Babysitting Expenses

Babysitting costs are paid to individual babysitters working in or around the taxpayer’s home to watch their children. This group includes payments made to babysitters, maids, or family members who are not claimed as dependents on the taxpayer’s tax return. To be eligible, the babysitter can’t be the taxpayer’s partner or a dependent of the taxpayer, and the care must allow the taxpayer to work or go to school.

After-School Program Expenses

There are costs associated with after-school programs that pay for events and care for kids after school. Tutoring, sports, arts and crafts, and other planned activities are sometimes part of these programs so kids can have fun while their parents work. 

How Much Can You Claim?

There are different amounts that people in Canada can claim for child care costs, depending on their income, the type of care their child got, and their child’s age. In general, taxpayers can claim a certain amount for each qualified child.

As of 2022, the most you can claim for childcare costs is $8,000 for each child under 7 years old, $5,000 for each child 7 to 16 years old, and $11,000 for each child who is qualified for the Disability Tax Credit. These limits could change, so it’s important to get the most up-to-date information from the Canada Revenue Agency (CRA) or a tax expert.

Claiming Child Care Expenses When Separated or Divorced

When parents in Canada are separated or divorced, it can be harder to get their child care costs reimbursed because they may not agree on who should have custody of the kid. Usually, only one parent can claim child care costs on their tax return. This is usually the parent who lives with the child the most and pays the most for babysitting.

However, the CRA lets parents switch who claims childcare costs if they share or have shared custody. In this case, the parents can agree to take turns claiming the benefit each year or divide the costs evenly based on how much time the child spends with each parent. Talking to a family lawyer or tax expert can help you figure out how to handle these complicated situations. 

What are the Benefits of Claiming Child Care Expenses on Taxes 2024

In 2024, qualified Canadian taxpayers can get many benefits from deducting child care costs.

For starters, claiming these costs can lower your taxable income, which could mean a lower total tax bill. This could help families who are having a hard time paying for child care.

Second, taxpayers who claim childcare costs may be eligible for tax credits or deductions, such as the Child Care Tax Credit or the Child Care Expenses Deduction, which can even lower their tax bill.

Taxpayers can also better control their household budgets by claiming childcare costs. This is because they may get refunds or credits from the government to help pay for some of the childcare costs.
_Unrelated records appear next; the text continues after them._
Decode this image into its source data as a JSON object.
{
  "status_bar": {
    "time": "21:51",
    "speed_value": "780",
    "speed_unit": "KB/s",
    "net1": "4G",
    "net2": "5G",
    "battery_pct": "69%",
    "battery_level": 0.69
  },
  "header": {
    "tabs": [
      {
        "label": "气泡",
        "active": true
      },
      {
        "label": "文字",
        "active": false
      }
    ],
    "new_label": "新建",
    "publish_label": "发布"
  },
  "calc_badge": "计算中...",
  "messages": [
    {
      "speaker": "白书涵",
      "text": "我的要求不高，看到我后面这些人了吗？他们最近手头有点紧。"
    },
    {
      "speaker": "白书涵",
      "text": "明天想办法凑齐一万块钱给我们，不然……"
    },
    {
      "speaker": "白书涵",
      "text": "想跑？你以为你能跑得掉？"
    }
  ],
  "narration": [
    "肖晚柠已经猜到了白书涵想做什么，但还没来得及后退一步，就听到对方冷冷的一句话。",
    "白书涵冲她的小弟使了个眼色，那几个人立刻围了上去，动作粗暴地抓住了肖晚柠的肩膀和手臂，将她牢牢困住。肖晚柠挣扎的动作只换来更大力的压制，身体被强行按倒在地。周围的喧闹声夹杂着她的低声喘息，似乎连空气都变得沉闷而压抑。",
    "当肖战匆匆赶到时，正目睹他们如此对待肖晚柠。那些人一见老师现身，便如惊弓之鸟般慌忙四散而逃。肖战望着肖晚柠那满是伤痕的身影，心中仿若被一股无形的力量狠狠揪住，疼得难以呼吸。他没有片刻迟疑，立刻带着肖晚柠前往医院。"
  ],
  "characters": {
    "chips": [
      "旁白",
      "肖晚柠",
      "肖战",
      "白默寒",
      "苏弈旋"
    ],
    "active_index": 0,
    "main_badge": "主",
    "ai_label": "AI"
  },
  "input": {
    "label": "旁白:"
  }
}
In conclusion, Canadian families can get much money back on their taxes by deducting child care costs. Since childcare costs are still a big issue for many families, people need to take advantage of all available tax deductions and credits. It helps families better handle their money and use their resources, which protects the health and stability of their homes.


Can I Claim Child Care Expenses Without Claiming the Child?
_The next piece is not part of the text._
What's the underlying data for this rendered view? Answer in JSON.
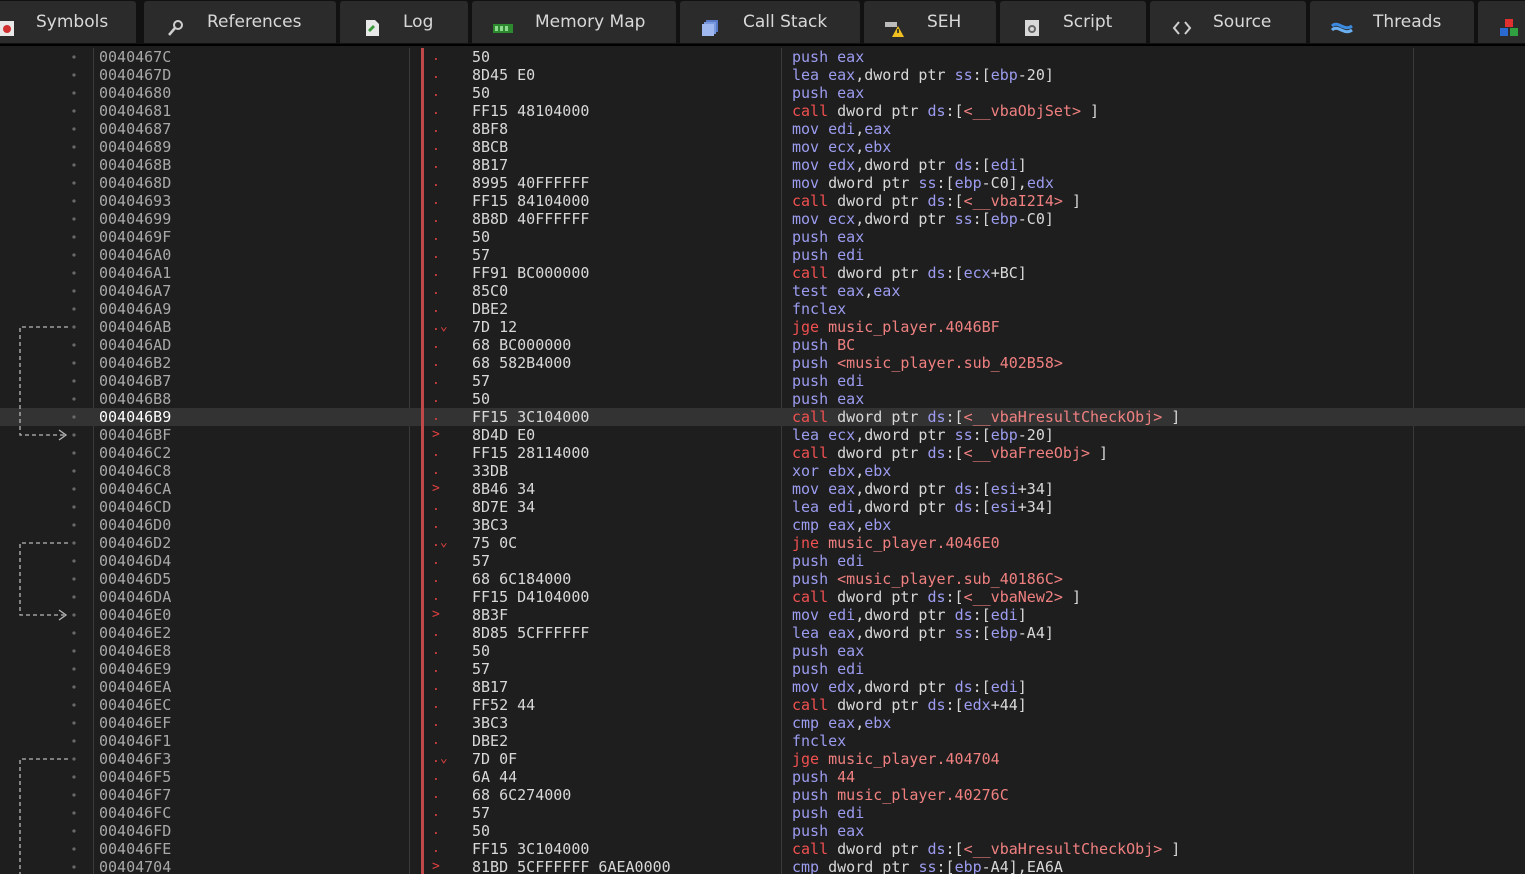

No, in Canada you can’t claim child care costs on your taxes unless you can claim the child as a dependent. You can’t write off the cost of child care for a child who isn’t your dependent on your taxes.

What Happens if I Don’t Claim Child Care Expenses?

If you are eligible to claim child care costs but choose not to, you could lose out on tax credits or benefits that could lower your tax bill. If you don’t claim these costs, you might pay more in taxes than you need to.

When are Child Care Expenses Paid?

Usually, child care costs are spread out over the year and paid for as they come up. Some of these costs could be paying daycares, babysitters, or other providers. To back up your claim when you file your taxes, it’s important to keep thorough records of these payments, such as receipts and bills.